Eawyn descendit de Nahald et posa son butin devant lui, Bombur et Bofur eurent un sourire satisfait.

— Nous nous occupons du reste !

Eawyn, qui allait les aider à dépecer et vider leur futur repas, fit un pas en arrière. Elle haussa les épaules et fila à l'extrémité du camp pour s'occuper de Nahald. Il l'avait bien mérité. Elle vérifia qu'il n'avait aucune blessure et lui donna une pomme.

.

Après avoir discuté avec son oncle, Kili rejoignit son frère, qui après s'être occupé des poneys, s'était installé sur un rocher pour fumer tranquillement. Il avait les yeux rivés sur les étoiles.

— Alors cette chasse ?

Le blond regrettait de ne pas avoir été de la partie.

— Je n'ai pas obtenu autant d'informations que Thorin l'aurait voulu…

— Hum ? Qu'as-tu appris ?

Fili était curieux, elle l'avait intrigué dès qu'elle était entrée chez le hobbit. Néanmoins, il ne se voyait pas aller l'interroger directement.

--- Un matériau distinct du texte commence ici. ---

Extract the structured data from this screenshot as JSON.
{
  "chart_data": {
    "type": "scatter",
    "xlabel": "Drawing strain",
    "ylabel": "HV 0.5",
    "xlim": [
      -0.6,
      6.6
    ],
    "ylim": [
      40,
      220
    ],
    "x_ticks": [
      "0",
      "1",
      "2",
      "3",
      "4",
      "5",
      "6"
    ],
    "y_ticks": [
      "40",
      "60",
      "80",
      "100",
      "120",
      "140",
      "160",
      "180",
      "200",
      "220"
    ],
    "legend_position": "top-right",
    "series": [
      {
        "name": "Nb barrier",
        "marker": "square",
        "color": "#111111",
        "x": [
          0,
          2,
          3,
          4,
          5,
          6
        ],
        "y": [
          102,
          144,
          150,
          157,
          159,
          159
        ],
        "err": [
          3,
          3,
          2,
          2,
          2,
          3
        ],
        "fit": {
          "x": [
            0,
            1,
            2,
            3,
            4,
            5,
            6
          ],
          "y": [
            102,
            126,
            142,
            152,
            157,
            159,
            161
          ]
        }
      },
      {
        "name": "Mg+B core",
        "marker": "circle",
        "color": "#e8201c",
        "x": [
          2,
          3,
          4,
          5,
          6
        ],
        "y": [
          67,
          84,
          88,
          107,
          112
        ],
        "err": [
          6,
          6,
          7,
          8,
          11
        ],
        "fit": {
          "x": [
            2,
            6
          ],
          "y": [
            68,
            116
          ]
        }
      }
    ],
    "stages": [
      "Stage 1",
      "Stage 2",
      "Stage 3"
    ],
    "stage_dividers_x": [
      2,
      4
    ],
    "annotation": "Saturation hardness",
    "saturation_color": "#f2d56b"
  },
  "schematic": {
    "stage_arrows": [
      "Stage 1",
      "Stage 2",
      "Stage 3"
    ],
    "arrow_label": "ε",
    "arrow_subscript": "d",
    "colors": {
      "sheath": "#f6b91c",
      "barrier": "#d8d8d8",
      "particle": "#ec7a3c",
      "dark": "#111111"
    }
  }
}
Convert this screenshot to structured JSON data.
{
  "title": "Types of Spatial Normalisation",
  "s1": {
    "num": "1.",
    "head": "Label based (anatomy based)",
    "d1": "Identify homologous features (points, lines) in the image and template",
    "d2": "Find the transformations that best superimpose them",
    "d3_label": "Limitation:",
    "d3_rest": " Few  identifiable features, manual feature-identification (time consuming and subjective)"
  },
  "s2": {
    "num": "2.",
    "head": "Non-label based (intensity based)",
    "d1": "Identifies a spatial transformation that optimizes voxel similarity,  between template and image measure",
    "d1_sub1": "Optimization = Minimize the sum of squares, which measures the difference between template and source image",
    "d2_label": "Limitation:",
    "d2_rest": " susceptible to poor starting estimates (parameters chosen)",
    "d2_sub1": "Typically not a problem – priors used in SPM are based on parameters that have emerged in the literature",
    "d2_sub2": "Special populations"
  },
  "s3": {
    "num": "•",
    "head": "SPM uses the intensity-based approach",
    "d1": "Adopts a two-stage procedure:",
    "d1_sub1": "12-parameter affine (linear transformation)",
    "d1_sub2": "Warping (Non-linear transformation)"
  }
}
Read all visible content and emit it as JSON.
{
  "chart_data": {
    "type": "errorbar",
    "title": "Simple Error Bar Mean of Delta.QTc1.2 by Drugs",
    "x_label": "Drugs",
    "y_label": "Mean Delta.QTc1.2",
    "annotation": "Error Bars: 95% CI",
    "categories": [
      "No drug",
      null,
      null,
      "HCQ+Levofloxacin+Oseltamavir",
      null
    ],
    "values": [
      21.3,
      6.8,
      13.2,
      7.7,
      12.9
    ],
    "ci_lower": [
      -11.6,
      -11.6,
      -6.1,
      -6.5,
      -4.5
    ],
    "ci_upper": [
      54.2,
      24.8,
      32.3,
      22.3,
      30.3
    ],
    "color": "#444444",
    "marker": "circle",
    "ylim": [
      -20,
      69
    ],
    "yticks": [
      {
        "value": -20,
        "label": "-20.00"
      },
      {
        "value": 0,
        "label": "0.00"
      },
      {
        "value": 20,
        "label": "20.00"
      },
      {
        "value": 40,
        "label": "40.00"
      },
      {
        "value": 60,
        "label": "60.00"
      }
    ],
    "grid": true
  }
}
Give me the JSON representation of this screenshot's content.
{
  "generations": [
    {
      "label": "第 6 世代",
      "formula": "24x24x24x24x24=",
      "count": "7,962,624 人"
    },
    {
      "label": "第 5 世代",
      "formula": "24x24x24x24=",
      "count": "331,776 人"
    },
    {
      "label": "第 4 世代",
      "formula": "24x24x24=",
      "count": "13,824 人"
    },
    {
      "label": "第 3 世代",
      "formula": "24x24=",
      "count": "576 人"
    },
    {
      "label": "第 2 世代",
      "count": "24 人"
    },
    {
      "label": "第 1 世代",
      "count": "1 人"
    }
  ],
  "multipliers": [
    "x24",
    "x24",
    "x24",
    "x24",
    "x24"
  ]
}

En tout cas, n'osait-il pas pour le moment.

— A part me confirmer qu'elle venait bien du Rohan et qu'elle maîtrise plusieurs armes, je n'ai pas appris grand chose…

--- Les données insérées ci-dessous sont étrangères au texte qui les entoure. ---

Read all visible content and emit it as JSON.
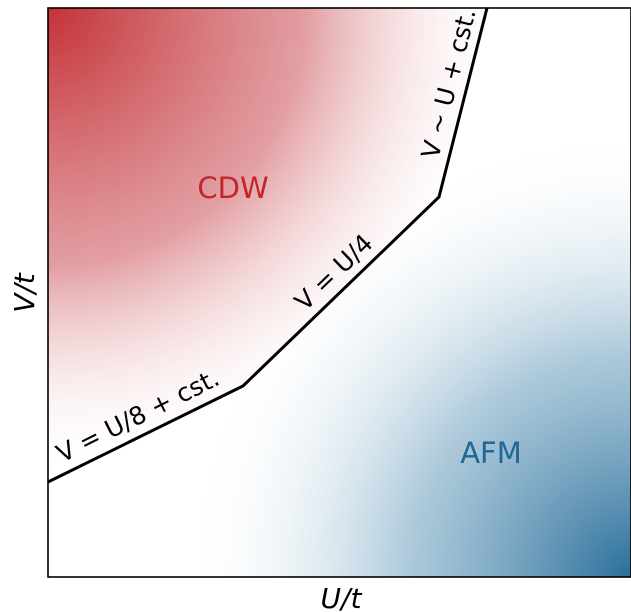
{
  "axes": {
    "xlabel": "U/t",
    "ylabel": "V/t"
  },
  "phases": {
    "cdw": {
      "label": "CDW",
      "color": "#c0272d"
    },
    "afm": {
      "label": "AFM",
      "color": "#1f6896"
    }
  },
  "boundary_labels": {
    "low": "V = U/8 + cst.",
    "mid": "V = U/4",
    "high": "V ~ U + cst."
  },
  "colors": {
    "cdw_gradient": "#c0272d",
    "afm_gradient": "#2a6f9b",
    "boundary_line": "#000000"
  }
}
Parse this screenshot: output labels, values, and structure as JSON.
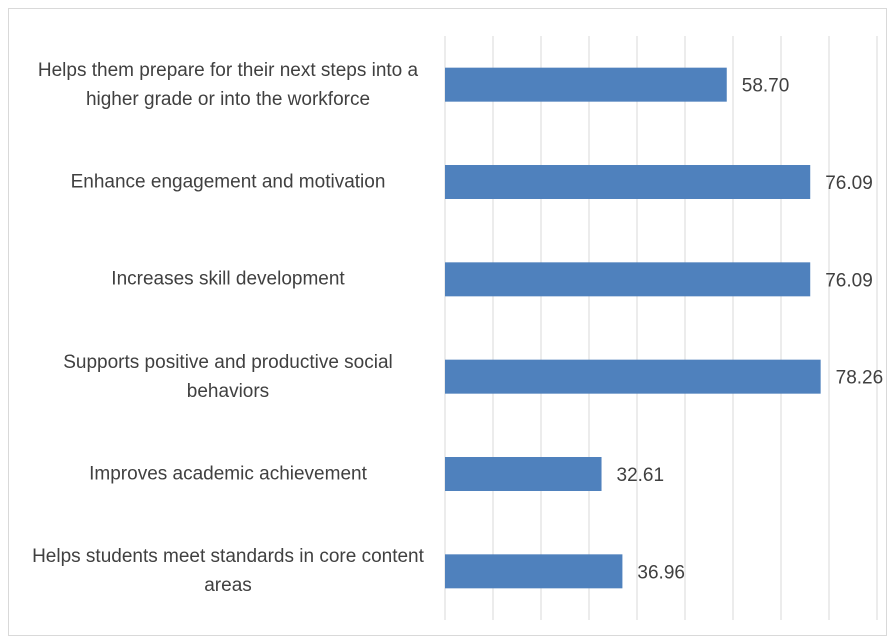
{
  "chart_data": {
    "type": "bar",
    "orientation": "horizontal",
    "categories": [
      "Helps them prepare for their next steps into a higher grade or into the workforce",
      "Enhance engagement and motivation",
      "Increases skill development",
      "Supports positive and productive social behaviors",
      "Improves academic achievement",
      "Helps students meet standards in core content areas"
    ],
    "values": [
      58.7,
      76.09,
      76.09,
      78.26,
      32.61,
      36.96
    ],
    "value_labels": [
      "58.70",
      "76.09",
      "76.09",
      "78.26",
      "32.61",
      "36.96"
    ],
    "color": "#4f81bd",
    "xlim": [
      0,
      90
    ],
    "xticks": [
      0,
      10,
      20,
      30,
      40,
      50,
      60,
      70,
      80,
      90
    ],
    "grid": true
  }
}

— Mais, demanda Fili qui connaissait son frère par cœur.

— Elle m'a expliqué une tradition du Rohan, c'est à la fin de son apprentissage que le guerrier reçoit un poulain. Quand je lui ai demandé s'il s'agissait de Nahald, elle m'a dit que non qu'il s'agissait de sa mère. Mais…

— Son apparence nous trompe sûrement sur son âge réel ou elle a fini son apprentissage bien plus jeune que nous le pensons. Nous ne sommes guère habitués aux coutumes humaines.

— C'est plus qu'elle a eu l'air de s'en vouloir et après elle a fui.

Un silence.

— Je ne l'ai pas dit à Thorin.

— Tu as bien fait, confirma l'aîné.

Fili s'enfonça dans ses pensées. Il avait vraiment envie de savoir ce qu'elle cachait. Il devrait sans doute faire comme son oncle l'avait demandé et tenter de lui soutirer des informations. Il serait sans doute plus facile d'être son ami pour qu'elle se livre à lui. Ça n'allait pas plaire à Thorin.